We watch because of the skill of the participants, because they do what most of us can’t, and because there often is a riveting element of danger. We live vicariously through others, a community of spectators imagining ourselves as that wide receiver coming over the middle to snag a high pass, the NASCAR driver accelerating toward the checkered flag, the boxing champion who stands toe-to-toe with a fearsome rival and lands that payoff punch first.
Francisco Rodriguez never won a professional title, but he leaves this life better for having passed our way. Seven of his harvested organs are going to five recipients, including one of his kidneys to his gravely ill uncle, a gift of life that further imprints upon me his worth as a human being.
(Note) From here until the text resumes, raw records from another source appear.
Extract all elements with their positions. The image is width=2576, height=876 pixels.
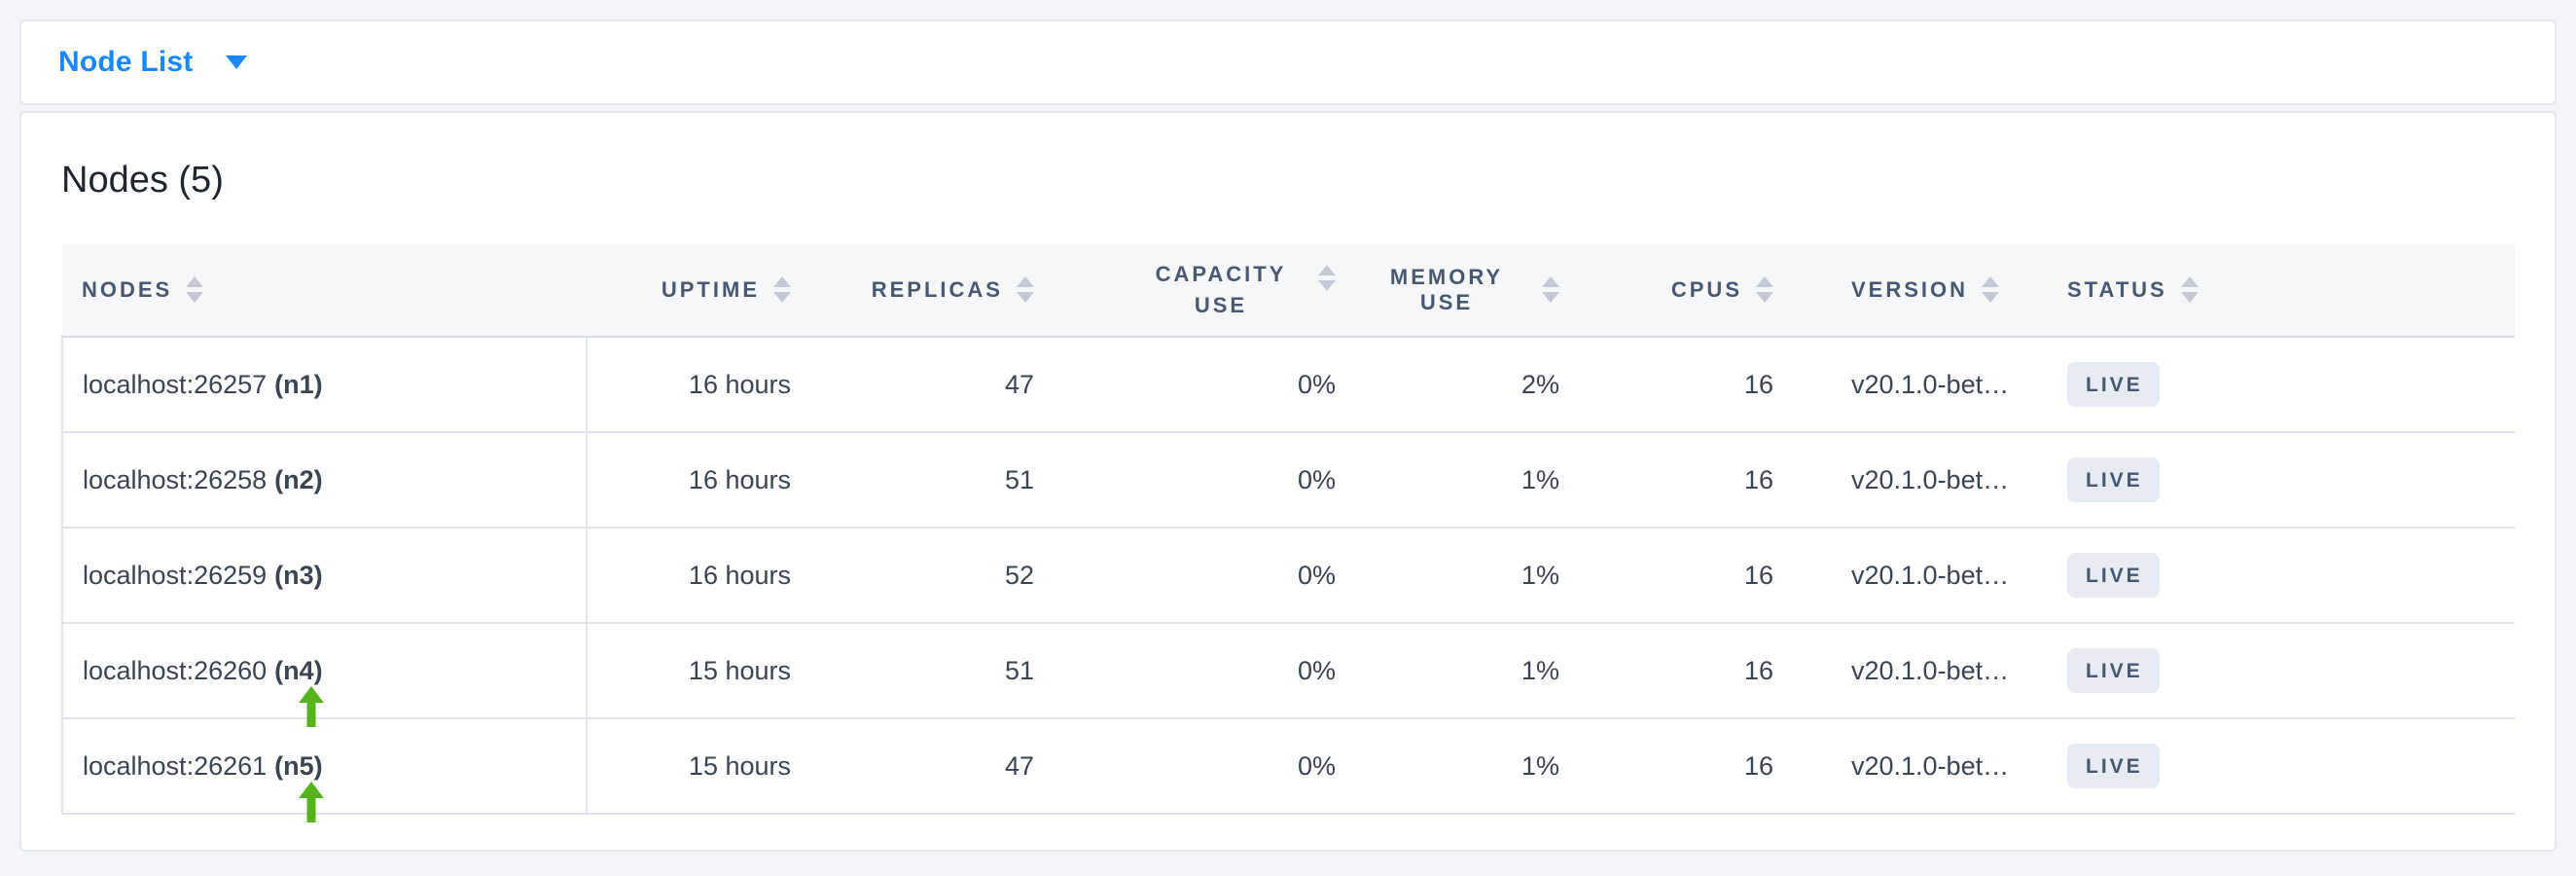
nodes-panel: Nodes (5) NODES UPTIME: [19, 111, 2557, 852]
table-header: NODES UPTIME REPLICAS: [62, 243, 2515, 338]
cell-status: LIVE: [2026, 623, 2515, 719]
cell-cpus: 16: [1589, 623, 1803, 719]
column-header-status[interactable]: STATUS: [2026, 243, 2515, 338]
cell-status: LIVE: [2026, 337, 2515, 433]
sort-icon: [1318, 264, 1336, 291]
column-label: CPUS: [1670, 276, 1742, 302]
cell-capacity-use: 0%: [1063, 432, 1365, 529]
cell-replicas: 51: [820, 432, 1063, 529]
annotation-arrow-up-icon: [299, 782, 324, 822]
cell-replicas: 47: [820, 718, 1063, 815]
cell-capacity-use: 0%: [1063, 528, 1365, 624]
column-label: CAPACITY USE: [1155, 261, 1287, 317]
nodes-table: NODES UPTIME REPLICAS: [61, 243, 2515, 822]
node-address: localhost:26261: [83, 750, 268, 781]
column-label: MEMORY USE: [1389, 264, 1504, 314]
status-badge: LIVE: [2067, 648, 2160, 693]
table-body: localhost:26257 (n1) 16 hours 47 0% 2% 16…: [61, 337, 2515, 822]
cell-memory-use: 1%: [1365, 718, 1589, 815]
cell-capacity-use: 0%: [1063, 718, 1365, 815]
sort-icon: [1982, 276, 2000, 303]
node-id: (n1): [274, 369, 323, 399]
column-label: REPLICAS: [871, 276, 1003, 302]
cell-status: LIVE: [2026, 528, 2515, 624]
cell-memory-use: 2%: [1365, 337, 1589, 433]
cell-memory-use: 1%: [1365, 432, 1589, 529]
cell-replicas: 52: [820, 528, 1063, 624]
sort-icon: [773, 276, 791, 303]
status-badge: LIVE: [2067, 744, 2160, 788]
status-badge: LIVE: [2067, 553, 2160, 598]
table-row: localhost:26258 (n2) 16 hours 51 0% 1% 16…: [61, 432, 2515, 529]
cell-version: v20.1.0-bet…: [1803, 528, 2026, 624]
column-header-capacity-use[interactable]: CAPACITY USE: [1063, 243, 1365, 338]
status-badge: LIVE: [2067, 457, 2160, 502]
cell-version: v20.1.0-bet…: [1803, 718, 2026, 815]
cell-node-address: localhost:26260 (n4): [61, 623, 588, 727]
cell-uptime: 16 hours: [587, 337, 820, 433]
column-header-replicas[interactable]: REPLICAS: [820, 243, 1063, 338]
cell-memory-use: 1%: [1365, 623, 1589, 719]
cell-cpus: 16: [1589, 528, 1803, 624]
cell-version: v20.1.0-bet…: [1803, 337, 2026, 433]
cell-status: LIVE: [2026, 432, 2515, 529]
column-header-memory-use[interactable]: MEMORY USE: [1365, 243, 1589, 338]
cell-capacity-use: 0%: [1063, 337, 1365, 433]
cell-uptime: 16 hours: [587, 528, 820, 624]
cell-cpus: 16: [1589, 337, 1803, 433]
column-header-cpus[interactable]: CPUS: [1589, 243, 1803, 338]
column-label: STATUS: [2067, 276, 2167, 302]
node-address: localhost:26257: [83, 369, 268, 399]
cell-status: LIVE: [2026, 718, 2515, 815]
column-header-version[interactable]: VERSION: [1803, 243, 2026, 338]
page-header: Node List: [19, 19, 2557, 105]
sort-icon: [1542, 276, 1559, 303]
sort-icon: [186, 276, 204, 303]
table-row: localhost:26260 (n4) 15 hours 51 0% 1% 16…: [61, 623, 2515, 727]
node-id: (n5): [274, 750, 323, 781]
sort-icon: [1017, 276, 1034, 303]
cell-node-address: localhost:26261 (n5): [61, 718, 588, 822]
node-address: localhost:26259: [83, 560, 268, 590]
cell-memory-use: 1%: [1365, 528, 1589, 624]
column-header-uptime[interactable]: UPTIME: [587, 243, 820, 338]
cell-cpus: 16: [1589, 432, 1803, 529]
table-row: localhost:26259 (n3) 16 hours 52 0% 1% 16…: [61, 528, 2515, 624]
node-list-dropdown[interactable]: Node List: [58, 46, 248, 79]
page-title: Nodes (5): [61, 160, 224, 201]
node-id: (n2): [274, 464, 323, 494]
node-id: (n3): [274, 560, 323, 590]
column-label: UPTIME: [661, 276, 760, 302]
cell-uptime: 16 hours: [587, 432, 820, 529]
cell-node-address: localhost:26259 (n3): [61, 528, 588, 624]
node-list-dropdown-label: Node List: [58, 46, 194, 78]
cell-uptime: 15 hours: [587, 623, 820, 719]
cell-uptime: 15 hours: [587, 718, 820, 815]
node-address: localhost:26258: [83, 464, 268, 494]
column-header-nodes[interactable]: NODES: [62, 243, 587, 338]
cell-replicas: 51: [820, 623, 1063, 719]
annotation-arrow-up-icon: [299, 686, 324, 727]
status-badge: LIVE: [2067, 362, 2160, 407]
sort-icon: [2180, 276, 2199, 303]
cell-capacity-use: 0%: [1063, 623, 1365, 719]
cell-node-address: localhost:26258 (n2): [61, 432, 588, 529]
chevron-down-icon: [226, 55, 248, 69]
column-label: VERSION: [1851, 276, 1969, 302]
cell-version: v20.1.0-bet…: [1803, 432, 2026, 529]
sort-icon: [1756, 276, 1773, 303]
cell-version: v20.1.0-bet…: [1803, 623, 2026, 719]
table-row: localhost:26261 (n5) 15 hours 47 0% 1% 16…: [61, 718, 2515, 822]
cell-replicas: 47: [820, 337, 1063, 433]
column-label: NODES: [82, 276, 173, 302]
table-row: localhost:26257 (n1) 16 hours 47 0% 2% 16…: [61, 337, 2515, 433]
cell-node-address: localhost:26257 (n1): [61, 337, 588, 433]
cell-cpus: 16: [1589, 718, 1803, 815]
node-address: localhost:26260: [83, 655, 268, 685]
node-id: (n4): [274, 655, 323, 685]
“My brother had a perfect heart, perfect lungs, perfect kidneys, perfect pancreas,” Alex said. “Because of him, other people will have a chance for better health, more birthdays, the fulfillment of their own dreams. Paco is going to continue walking through this world in them.”
If there has ever been a nobler sentiment expressed in boxing, or anywhere, I have yet to hear it.
Those interested in making a contribution to the Francisco Rodriguez Estate Fund, can do so at Chase Bank branch, using account number 707331062. You’ll feel better for having done it. I know I did.